Qual è il ricordo (o un aneddoto) legato alla tua prima poesia?
Nella hall della mia scuola media, presentavamo tutti una poesia per i nonni, con pubblico di genitori e parenti. La mia era: «Cari nonni / vi vedo nei miei sogni / che giocate con me / da quando ero bebè. / Ora che sono cresciuto / e uno di voi è nel cielo stellato / vi vedo nei miei sogni / come dei veri nonni / sempre gentili e premurosi / e nessun toccar mi osi!». Chiaramente mia madre ha cominciato a piangere a “uno di voi è nel cielo stellato”. Non so se ho scritto qualcosa prima, credo di no.
Quali i poeti (e, più in generale, gli autori) significativi per la tua formazione?
Per le cose che ho pubblicato su Atelier nel giugno 2018 guardavo molto accademicamente a Caproni, Saba e Montale. Era una piccola silloge di una ventina di testi che raccontava la morte della mia bisnonna e l’universo che le ruotava attorno incrociandoli con la vita dei miei nonni materni. Quella che salverei molto volentieri viene direttamente da un testo di Pascoli, di cui ho – penso – copiato l’attacco (non ricordo la poesia, ma la lessi dall’antologia mengaldiana):
Il primo freddo
«Rosa» da tre giorni non risponde
al freddo «tua mamma» mi dice mio padre
«è stesa nel letto» mi parla dal fisso
«accucciata indietro quarant’anni».
Nella stanza l’ennesima badante cacciava dallo specchio
la polvere e dal lampadario. Si muovevano
più della carne, diventava le sue macchie sulla pelle.
Ogni tanto mamma cercava il cuore, sapeva.
Sta
morendo
mentre un giovane prete arrivava dietro
il medico, era ambizioso desiderava altre anime.

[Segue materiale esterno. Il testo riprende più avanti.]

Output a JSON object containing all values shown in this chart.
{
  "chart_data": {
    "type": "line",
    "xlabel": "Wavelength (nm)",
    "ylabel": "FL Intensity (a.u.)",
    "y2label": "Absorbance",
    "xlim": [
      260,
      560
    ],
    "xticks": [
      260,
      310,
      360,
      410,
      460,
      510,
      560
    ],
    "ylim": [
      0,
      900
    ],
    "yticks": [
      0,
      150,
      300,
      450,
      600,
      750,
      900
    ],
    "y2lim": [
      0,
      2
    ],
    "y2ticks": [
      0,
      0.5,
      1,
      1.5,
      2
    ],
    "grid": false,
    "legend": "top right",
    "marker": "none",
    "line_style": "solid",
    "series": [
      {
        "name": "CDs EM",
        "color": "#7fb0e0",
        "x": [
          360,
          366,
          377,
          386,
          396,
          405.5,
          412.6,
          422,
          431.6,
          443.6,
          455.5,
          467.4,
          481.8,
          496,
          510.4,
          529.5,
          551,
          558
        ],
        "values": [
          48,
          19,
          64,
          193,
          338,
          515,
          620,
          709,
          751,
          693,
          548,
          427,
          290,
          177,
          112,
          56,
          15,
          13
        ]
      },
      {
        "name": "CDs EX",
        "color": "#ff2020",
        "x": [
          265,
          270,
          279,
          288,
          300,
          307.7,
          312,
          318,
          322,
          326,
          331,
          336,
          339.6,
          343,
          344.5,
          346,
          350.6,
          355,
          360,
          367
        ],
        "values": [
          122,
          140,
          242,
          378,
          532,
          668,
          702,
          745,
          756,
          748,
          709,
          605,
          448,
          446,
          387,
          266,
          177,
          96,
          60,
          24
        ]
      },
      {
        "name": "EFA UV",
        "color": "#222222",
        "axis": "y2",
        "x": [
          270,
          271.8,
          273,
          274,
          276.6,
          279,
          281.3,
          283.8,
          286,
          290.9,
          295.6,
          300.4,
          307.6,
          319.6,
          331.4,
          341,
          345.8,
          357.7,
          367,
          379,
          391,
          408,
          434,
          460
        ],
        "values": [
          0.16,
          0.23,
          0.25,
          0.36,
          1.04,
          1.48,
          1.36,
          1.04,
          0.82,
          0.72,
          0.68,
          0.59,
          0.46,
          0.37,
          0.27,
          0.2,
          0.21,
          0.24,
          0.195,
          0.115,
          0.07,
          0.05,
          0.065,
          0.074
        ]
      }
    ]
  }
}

«il dottore ha detto» mi fece ridere «che il cuore avrebbe
smesso» per messaggio «… ma respira».
La sua prima parola da giorni amen, con mia madre che assolveva
la croce per lei,
«moriva» pregando.
Chiedevamo alla donna di andare via, di non togliere
ciò che restava di Rosa dal lampadario.
È morta come voleva di domenica?
Non lo so. Abbiamo
tolto dal muro anche il calendario.
Per Riproduzioni in scala sono stati fondamentali alcuni autori di testi lunghi, narrativi. De Alberti mi consigliò l’Ottieri dei Poemetti, Santi mi disse di “sporcarmi” un po’ con Cattaneo. Penso siano serviti molto.
Quale (e per quali ragioni) poeta e relativi i versi che non dovremmo mai dimenticare?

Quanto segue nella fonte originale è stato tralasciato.